The business benefits of CSRD
If you are required to comply with CSRD – and let’s be honest, many of you reading this will – it will take time, diligence, and resources to prepare. However, there are a number of benefits to the effort outside of meeting regulatory requirements.These include, but are not limited to:
Improved insights into company performance, risks, and opportunities
Attracting capital by minimizing risk, maximizing returns and creating trust
Creating value through innovation and adaptability to regulatory environments
Reducing unnecessary cost by removing the need for selecting voluntary reporting frameworks and ad hoc reporting to different parties
Leveraging sustainability as a competitive and brand advantage, supporting real climate change action, and instilling ESG as a cultural foundation
How can you prepare for CSRD compliance?
The CSRD rules will apply for the first time in the 2024 financial year for reports published in 2025. We’ve pulled together a list of best practices that you can use to start getting CSRD-ready:
Early preparation is key.

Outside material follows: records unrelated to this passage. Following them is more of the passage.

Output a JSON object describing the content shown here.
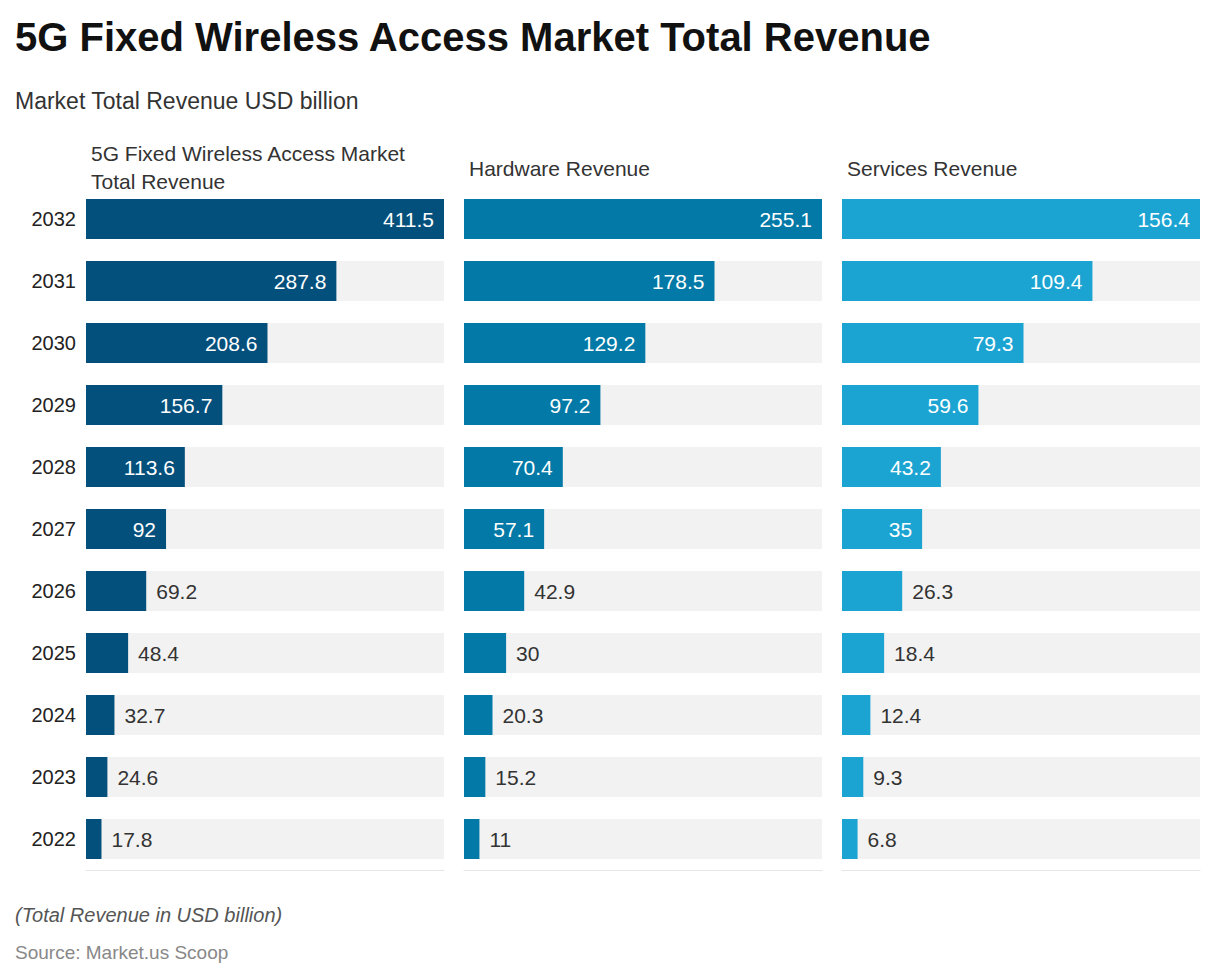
{
  "title": "5G Fixed Wireless Access Market Total Revenue",
  "subtitle": "Market Total Revenue USD billion",
  "footnote": "(Total Revenue in USD billion)",
  "source": "Source: Market.us Scoop",
  "chart_data": [
    {
      "type": "bar",
      "orientation": "horizontal",
      "title": "5G Fixed Wireless Access Market Total Revenue",
      "categories": [
        "2032",
        "2031",
        "2030",
        "2029",
        "2028",
        "2027",
        "2026",
        "2025",
        "2024",
        "2023",
        "2022"
      ],
      "values": [
        411.5,
        287.8,
        208.6,
        156.7,
        113.6,
        92,
        69.2,
        48.4,
        32.7,
        24.6,
        17.8
      ],
      "color": "#04507c",
      "xlim": [
        0,
        411.5
      ],
      "data_labels": true,
      "tick_labels": "y"
    },
    {
      "type": "bar",
      "orientation": "horizontal",
      "title": "Hardware Revenue",
      "categories": [
        "2032",
        "2031",
        "2030",
        "2029",
        "2028",
        "2027",
        "2026",
        "2025",
        "2024",
        "2023",
        "2022"
      ],
      "values": [
        255.1,
        178.5,
        129.2,
        97.2,
        70.4,
        57.1,
        42.9,
        30,
        20.3,
        15.2,
        11
      ],
      "color": "#0279a6",
      "xlim": [
        0,
        255.1
      ],
      "data_labels": true,
      "tick_labels": false
    },
    {
      "type": "bar",
      "orientation": "horizontal",
      "title": "Services Revenue",
      "categories": [
        "2032",
        "2031",
        "2030",
        "2029",
        "2028",
        "2027",
        "2026",
        "2025",
        "2024",
        "2023",
        "2022"
      ],
      "values": [
        156.4,
        109.4,
        79.3,
        59.6,
        43.2,
        35,
        26.3,
        18.4,
        12.4,
        9.3,
        6.8
      ],
      "color": "#1ba4d2",
      "xlim": [
        0,
        156.4
      ],
      "data_labels": true,
      "tick_labels": false
    }
  ]
}
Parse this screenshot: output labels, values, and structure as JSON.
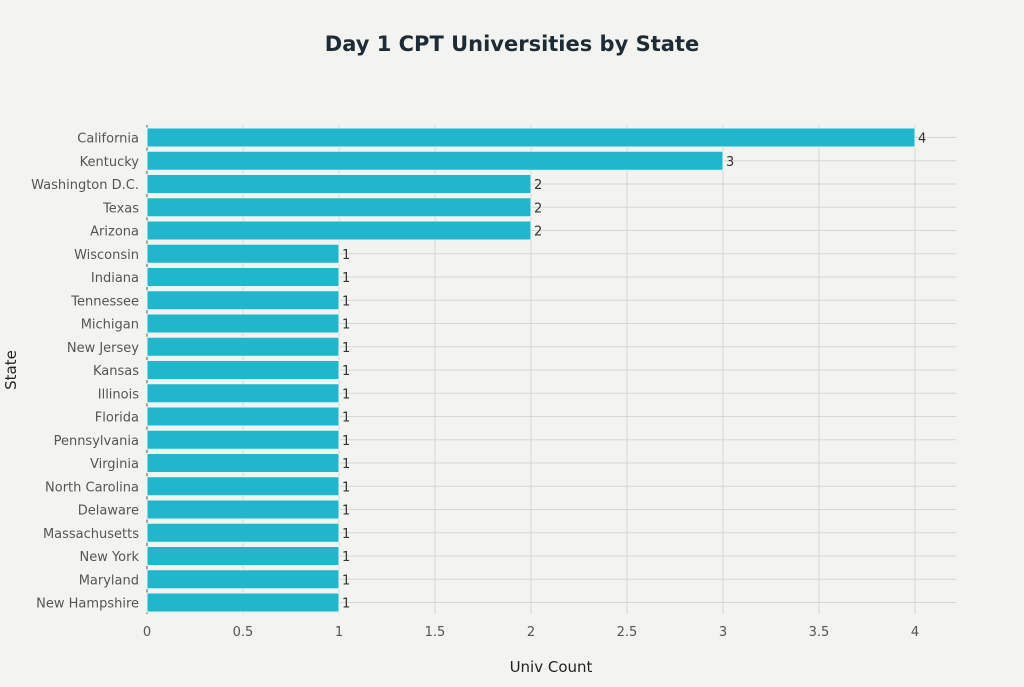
{
  "chart_data": {
    "type": "bar",
    "orientation": "horizontal",
    "title": "Day 1 CPT Universities by State",
    "xlabel": "Univ Count",
    "ylabel": "State",
    "xlim": [
      0,
      4.2
    ],
    "xticks": [
      0,
      0.5,
      1,
      1.5,
      2,
      2.5,
      3,
      3.5,
      4
    ],
    "xtick_labels": [
      "0",
      "0.5",
      "1",
      "1.5",
      "2",
      "2.5",
      "3",
      "3.5",
      "4"
    ],
    "grid": true,
    "bar_color": "#21b6cb",
    "categories": [
      "California",
      "Kentucky",
      "Washington D.C.",
      "Texas",
      "Arizona",
      "Wisconsin",
      "Indiana",
      "Tennessee",
      "Michigan",
      "New Jersey",
      "Kansas",
      "Illinois",
      "Florida",
      "Pennsylvania",
      "Virginia",
      "North Carolina",
      "Delaware",
      "Massachusetts",
      "New York",
      "Maryland",
      "New Hampshire"
    ],
    "values": [
      4,
      3,
      2,
      2,
      2,
      1,
      1,
      1,
      1,
      1,
      1,
      1,
      1,
      1,
      1,
      1,
      1,
      1,
      1,
      1,
      1
    ],
    "data_labels": [
      "4",
      "3",
      "2",
      "2",
      "2",
      "1",
      "1",
      "1",
      "1",
      "1",
      "1",
      "1",
      "1",
      "1",
      "1",
      "1",
      "1",
      "1",
      "1",
      "1",
      "1"
    ]
  }
}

Start planning now to ensure adequate time to develop and implement effective ESG reporting processes.
Identify ESG issues that are material to your business, including business model, risks, and opportunities to ensure reporting is relevant, meaningful, and useful to stakeholders.
Integrate ESG into business strategy and decision-making processes, establishing ESG considerations are integrated into the process of getting business objectives and targets.
Engage with stakeholders, including investors, customers, employees, and regulators to discuss needs and expectations.
Final thoughts
The ability to address sustainability challenges continues to increase in importance in a rapidly evolving market. The specific impact of the CSRD on ESG reporting will depend on how it is implemented and enforced, as well as how companies respond to the new requirements.Overall, the expectation is that the CSRD will increase the transparency and reliability of ESG reporting, making it easier for investors and other stakeholders to assess companies’ performance and make informed decisions. With many other governing bodies considering mandatory sustainability reporting, taking time now to prepare will keep you ahead of the curve as new regulations are put in place.